Scientific classification
- Kingdom: Animalia
- Phylum: Chordata
- Class: Reptilia
- Order: Squamata
- Suborder: Serpentes
- Family: Xenodermidae
- Genus: Achalinus
- Species: A. spinalis
- Binomial name: Achalinus spinalis Peters, 1869
- Synonyms: Ophielaps braconnieri Sauvage, 1877; Achalinus braconnieri (Sauvage, 1877); Achalinus spinalis weigoldi Mell, 1931;

= Achalinus spinalis =

- Authority: Peters, 1869
- Conservation status: LC
- Synonyms: Ophielaps braconnieri Sauvage, 1877, Achalinus braconnieri (Sauvage, 1877), Achalinus spinalis weigoldi Mell, 1931

Species of snake

Achalinus spinalis, commonly known as Peters' odd-scaled snake, the Japanese odd-scaled snake, the Japanese ground snake or the grey burrowing snake, is a species of snake in the family Xenodermidae.
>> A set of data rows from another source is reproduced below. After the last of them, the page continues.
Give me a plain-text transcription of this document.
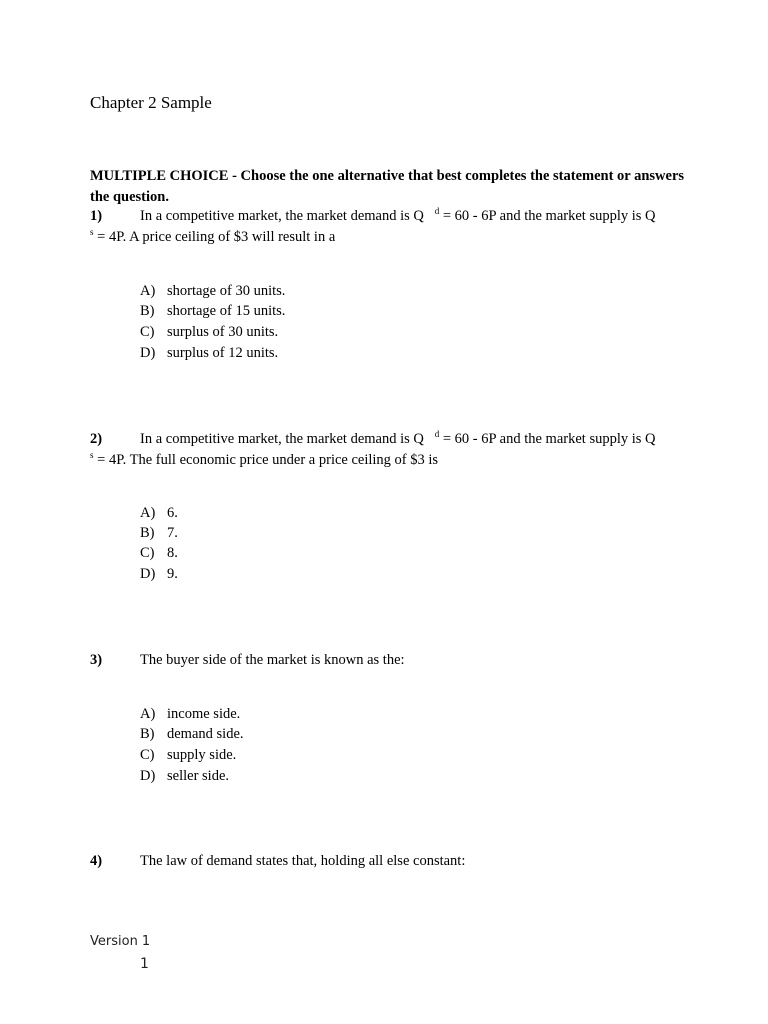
Chapter 2 Sample
MULTIPLE CHOICE - Choose the one alternative that best completes the statement or answers the question.
1)	In a competitive market, the market demand is Q $^d$ = 60 - 6P and the market supply is Q
$^s$ = 4P. A price ceiling of $3 will result in a
A) shortage of 30 units.
B) shortage of 15 units.
C) surplus of 30 units.
D) surplus of 12 units.
2)	In a competitive market, the market demand is Q $^d$ = 60 - 6P and the market supply is Q
$^s$ = 4P. The full economic price under a price ceiling of $3 is
A) 6.
B) 7.
C) 8.
D) 9.
3)	The buyer side of the market is known as the:
A) income side.
B) demand side.
C) supply side.
D) seller side.
4)	The law of demand states that, holding all else constant:
Version 1
1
The species is found in northern Vietnam, Japan (Kyūshū, Honshū, the Ryukyu Islands, Koshiki, Tokuno-shima: Kametoku and Inokawa), and central China (east to Fujian, west to Yunnan and Sichuan, and north to Gansu and Shaanxi, and in Zhejiang, Jiangxi, Jiangsu and Hubei) at an elevation of 1,230 m.